Andrew, have you heard anything about this: I am married to a man from Mexico. He has two surnames - the first is his father's last name, and the second is his mother's maiden name. That is his legal last name, however he only uses his father's last name for "daily" use. When I married him, I took on that first last name only. This is common practice, from my understanding. I was born under only one last name, having been born here in the states. But, had I been born in Mexico, with two last names as well, then after getting married, I would retain my maiden name and take his father's last name for my second surname. So, yesterday, I went to the Colorado DMV to get my Colorado driver's license. I was told that since I have no legal document showing that I have taken both of my husband's surnames, I cannot get a driver's license in Colorado until I do.

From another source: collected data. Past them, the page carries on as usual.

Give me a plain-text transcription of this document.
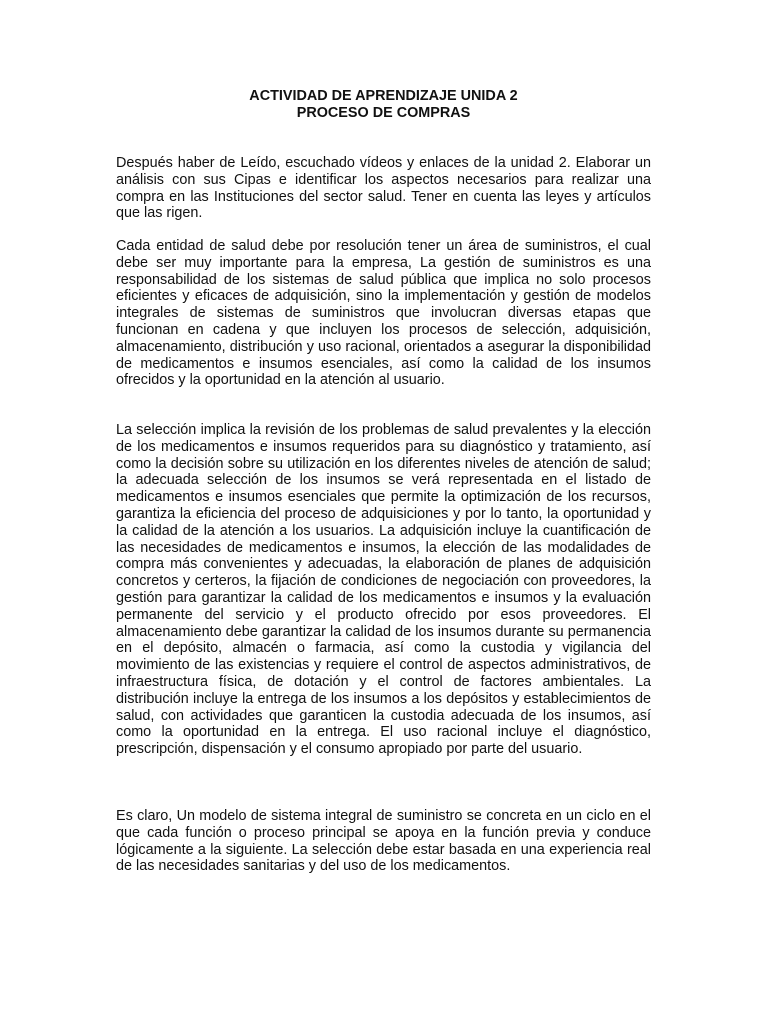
ACTIVIDAD DE APRENDIZAJE UNIDA 2
PROCESO DE COMPRAS

Después haber de Leído, escuchado vídeos y enlaces de la unidad 2. Elaborar un análisis con sus Cipas e identificar los aspectos necesarios para realizar una compra en las Instituciones del sector salud. Tener en cuenta las leyes y artículos que las rigen.

Cada entidad de salud debe por resolución tener un área de suministros, el cual debe ser muy importante para la empresa, La gestión de suministros es una responsabilidad de los sistemas de salud pública que implica no solo procesos eficientes y eficaces de adquisición, sino la implementación y gestión de modelos integrales de sistemas de suministros que involucran diversas etapas que funcionan en cadena y que incluyen los procesos de selección, adquisición, almacenamiento, distribución y uso racional, orientados a asegurar la disponibilidad de medicamentos e insumos esenciales, así como la calidad de los insumos ofrecidos y la oportunidad en la atención al usuario.

La selección implica la revisión de los problemas de salud prevalentes y la elección de los medicamentos e insumos requeridos para su diagnóstico y tratamiento, así como la decisión sobre su utilización en los diferentes niveles de atención de salud; la adecuada selección de los insumos se verá representada en el listado de medicamentos e insumos esenciales que permite la optimización de los recursos, garantiza la eficiencia del proceso de adquisiciones y por lo tanto, la oportunidad y la calidad de la atención a los usuarios. La adquisición incluye la cuantificación de las necesidades de medicamentos e insumos, la elección de las modalidades de compra más convenientes y adecuadas, la elaboración de planes de adquisición concretos y certeros, la fijación de condiciones de negociación con proveedores, la gestión para garantizar la calidad de los medicamentos e insumos y la evaluación permanente del servicio y el producto ofrecido por esos proveedores. El almacenamiento debe garantizar la calidad de los insumos durante su permanencia en el depósito, almacén o farmacia, así como la custodia y vigilancia del movimiento de las existencias y requiere el control de aspectos administrativos, de infraestructura física, de dotación y el control de factores ambientales. La distribución incluye la entrega de los insumos a los depósitos y establecimientos de salud, con actividades que garanticen la custodia adecuada de los insumos, así como la oportunidad en la entrega. El uso racional incluye el diagnóstico, prescripción, dispensación y el consumo apropiado por parte del usuario.

Es claro, Un modelo de sistema integral de suministro se concreta en un ciclo en el que cada función o proceso principal se apoya en la función previa y conduce lógicamente a la siguiente. La selección debe estar basada en una experiencia real de las necesidades sanitarias y del uso de los medicamentos.
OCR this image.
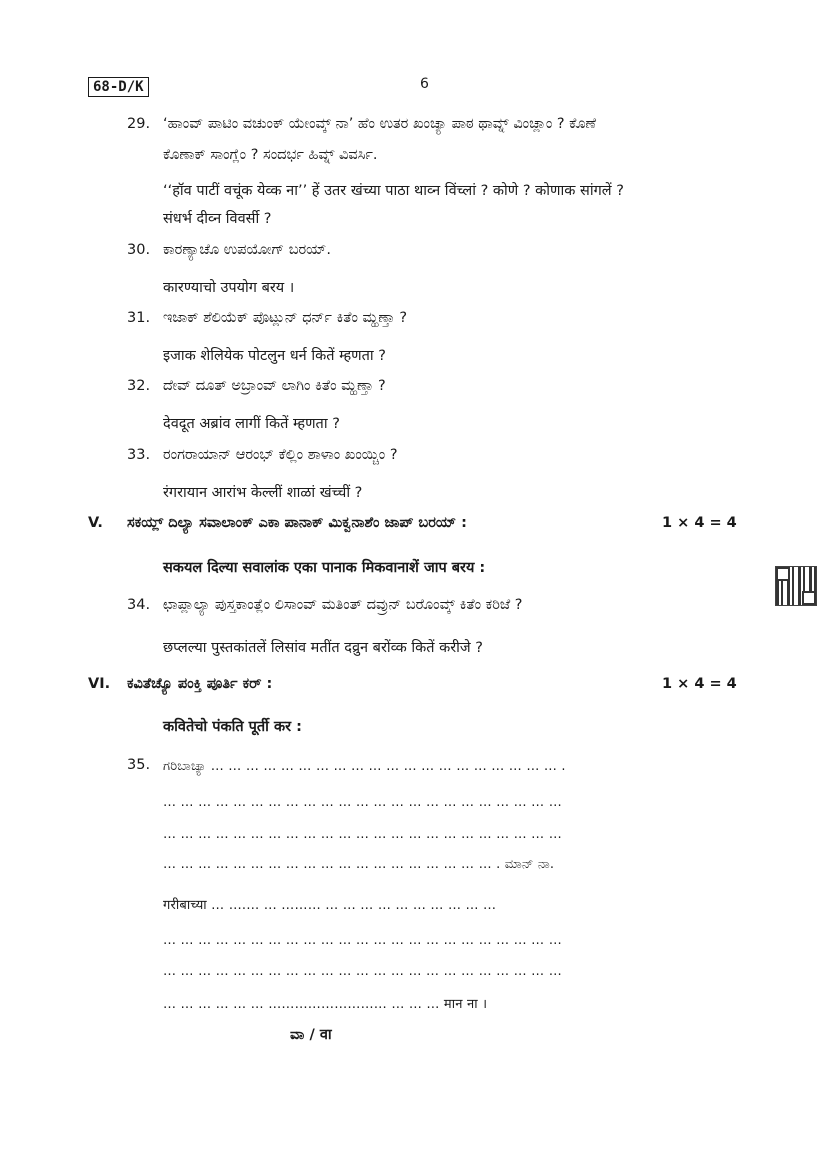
68-D/K	6
29. ‘ಹಾಂವ್ ಪಾಟಿಂ ವಚುಂಕ್ ಯೇಂವ್ಕ್ ನಾ’ ಹೆಂ ಉತರ ಖಂಚ್ಯಾ ಪಾಠ ಥಾವ್ನ್ ವಿಂಚ್ಲಾಂ ? ಕೊಣೆ
ಕೊಣಾಕ್ ಸಾಂಗ್ಲೆಂ ? ಸಂದರ್ಭ ಹಿವ್ನ್ ವಿವರ್ಸಿ.
‘‘हॉव पाटीं वचूंक येव्क ना’’ हें उतर खंच्या पाठा थाव्न विंच्लां ? कोणे ? कोणाक सांगलें ?
संधर्भ दीव्न विवर्सी ?
30. ಕಾರಣ್ಯಾಚೊ ಉಪಯೋಗ್ ಬರಯ್.
कारण्याचो उपयोग बरय ।
31. ಇಜಾಕ್ ಶೆಲಿಯೆಕ್ ಪೊಟ್ಲುನ್ ಧರ್ನ್ ಕಿತೆಂ ಮ್ಹಣ್ತಾ ?
इजाक शेलियेक पोटलुन धर्न कितें म्हणता ?
32. ದೇವ್ ದೂತ್ ಅಬ್ರಾಂವ್ ಲಾಗಿಂ ಕಿತೆಂ ಮ್ಹಣ್ತಾ ?
देवदूत अब्रांव लागीं कितें म्हणता ?
33. ರಂಗರಾಯಾನ್ ಆರಂಭ್ ಕೆಲ್ಲಿಂ ಶಾಳಾಂ ಖಂಯ್ಚಿಂ ?
रंगरायान आरांभ केल्लीं शाळां खंच्चीं ?
V. ಸಕಯ್ಲ್ ದಿಲ್ಯಾ ಸವಾಲಾಂಕ್ ಎಕಾ ಪಾನಾಕ್ ಮಿಕ್ವನಾಶೆಂ ಜಾಪ್ ಬರಯ್ :	1 × 4 = 4
सकयल दिल्या सवालांक एका पानाक मिकवानाशें जाप बरय :
34. ಛಾಪ್ಲಾಲ್ಯಾ ಪುಸ್ತಕಾಂತ್ಲೆಂ ಲಿಸಾಂವ್ ಮತಿಂತ್ ದವ್ರುನ್ ಬರೊಂವ್ಕ್ ಕಿತೆಂ ಕರಿಜೆ ?
छप्लल्या पुस्तकांतलें लिसांव मतींत दव्रुन बरोंव्क कितें करीजे ?
VI. ಕವಿತೆಚ್ಯೊ ಪಂಕ್ತಿ ಪೂರ್ತಿ ಕರ್ :	1 × 4 = 4
कवितेचो पंकति पूर्ती कर :
35. ಗರಿಬಾಚ್ಯಾ … … … … … … … … … … … … … … … … … … … … .
… … … … … … … … … … … … … … … … … … … … … … …
… … … … … … … … … … … … … … … … … … … … … … …
… … … … … … … … … … … … … … … … … … … . ಮಾನ್ ನಾ.
गरीबाच्या … ….… … ……… … … … … … … … … … …
… … … … … … … … … … … … … … … … … … … … … … …
… … … … … … … … … … … … … … … … … … … … … … …
… … … … … … ……………………… … … … मान ना ।
ವಾ / वा
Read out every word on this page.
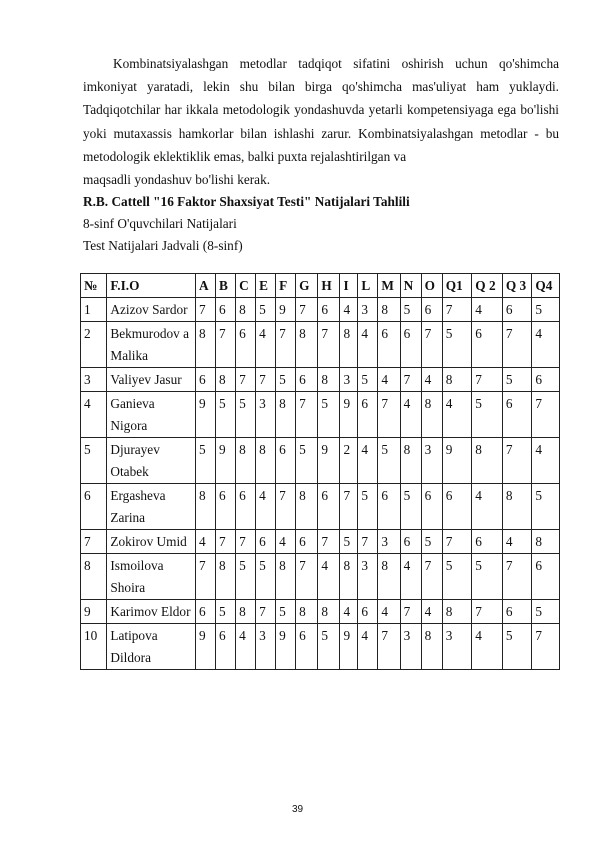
Kombinatsiyalashgan metodlar tadqiqot sifatini oshirish uchun qo'shimcha imkoniyat yaratadi, lekin shu bilan birga qo'shimcha mas'uliyat ham yuklaydi. Tadqiqotchilar har ikkala metodologik yondashuvda yetarli kompetensiyaga ega bo'lishi yoki mutaxassis hamkorlar bilan ishlashi zarur. Kombinatsiyalashgan metodlar - bu metodologik eklektiklik emas, balki puxta rejalashtirilgan va

maqsadli yondashuv bo'lishi kerak.

R.B. Cattell "16 Faktor Shaxsiyat Testi" Natijalari Tahlili

8-sinf O'quvchilari Natijalari

Test Natijalari Jadvali (8-sinf)

№	F.I.O	A	B	C	E	F	G	H	I	L	M	N	O	Q1	Q 2	Q 3	Q4
1	Azizov Sardor	7	6	8	5	9	7	6	4	3	8	5	6	7	4	6	5
2	Bekmurodov a Malika	8	7	6	4	7	8	7	8	4	6	6	7	5	6	7	4
3	Valiyev Jasur	6	8	7	7	5	6	8	3	5	4	7	4	8	7	5	6
4	Ganieva Nigora	9	5	5	3	8	7	5	9	6	7	4	8	4	5	6	7
5	Djurayev Otabek	5	9	8	8	6	5	9	2	4	5	8	3	9	8	7	4
6	Ergasheva Zarina	8	6	6	4	7	8	6	7	5	6	5	6	6	4	8	5
7	Zokirov Umid	4	7	7	6	4	6	7	5	7	3	6	5	7	6	4	8
8	Ismoilova Shoira	7	8	5	5	8	7	4	8	3	8	4	7	5	5	7	6
9	Karimov Eldor	6	5	8	7	5	8	8	4	6	4	7	4	8	7	6	5
10	Latipova Dildora	9	6	4	3	9	6	5	9	4	7	3	8	3	4	5	7
39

They said it was state law (one "supervisor" claimed it was federal law, which was obviously untrue as there are no federal driver's license laws to my knowledge). But they could not tell me where in the law this provision could be found. I have been searching online since then and cannot find anything like that. So, questions for you: 1) have you heard of this law? 2) do I have to get the court to issue something that confirms my last name (it wouldn't be a name change since I would not be changing anything) 3) does this seem like something I should consult a lawyer about? I'm not asking you to give me legal advice - just your thoughts about this situation based on your article above. Thanks!

andrew said...

When I married, the change in name was noted on my marriage certificate from New York State.

From a practical perspective, if your marriage certificate does not have that indication, the easiest thing to do may be to file a change of name petition in the county court (a court of limited jurisdiction) in the county where you reside, using standard court forms available on the Colorado Supreme Court website under the self-help tab.

While they are surely misstating Colorado state law in general on the subject, there may be DMV regulations (or at least de facto Colorado DMV practices) to that effect.

There is a federal law setting standards for "secure" driver's licenses that influences federal transportation funding for states. It doesn't really supersede state law, but if states follow those guidelines they can get extra funding. But, as far as I know, that law is pretty much exclusively concerned with documentation of citizenship status, rather than with documentation of marital name changes.